Cell phones have become so commonplace in the consumer marketplace that texting while driving has become quite a concern for the health and safety of other motorists. In 2013, ten percent of all fatal accidents involved distracted driving. This resulted in the deaths of 3,154 people. It is estimated that an additional 424,000 people were injured due to distracted driving.
State governments responded by making the action of texting or using social media while driving a criminal offense. At least, 46 states and the District of Columbia have instituted such laws. The laws seem to have done little to discourage the habit. A recent study by Liberty Mutual Insurance surveyed 2,500 teenage drivers. A staggering 70% of them admitted to using social media when they drove. A separate study done by the National Safety Council surveyed 2,409 drivers of all ages. Again, the results were mind-boggling: 74% indicated they would use Facebook while driving.
In 2006, the University of Utah completed research to determine if distracted driving was more dangerous than driving while intoxicated. Using a driving simulator, they tested 49 adult participants. First, they obtained a baseline result. They then tested the same adults driving while using cell phones and finally, driving with a blood-alcohol content of 0.08%. The results were astonishing. The researchers discovered that distracted drivers, whether using hands-free devices or not, were more impaired than those who were intoxicated by alcohol.
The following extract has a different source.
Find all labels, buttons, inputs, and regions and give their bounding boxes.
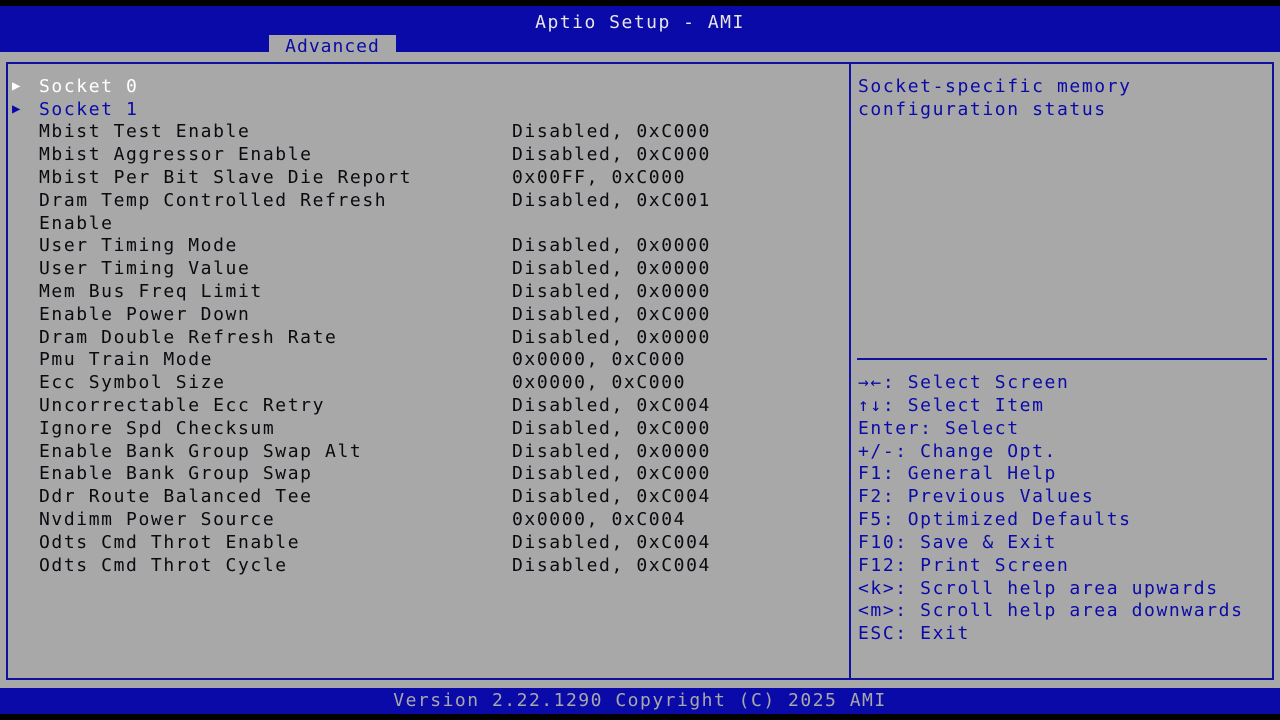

When it comes to the penalties for distracted driving, these vary from state to state. In California, the offense is only a minor infraction. The first offense results in a fine of $20 and subsequent infractions are punishable with a fine of $50. In contrast, in Alaska, the penalties for distracted driving are as great or even greater than similar levels of DUI. If caught using an electronic device while driving, the driver may be convicted of a class A misdemeanor, which carries a fine of up to $10,000 and a stint in the county jail of up to one year.
Distracted driving may prove to be the DUI of the future. Once states catch up to the dangers posed by texting while driving, these offenses may become just as serious as driving while intoxicated.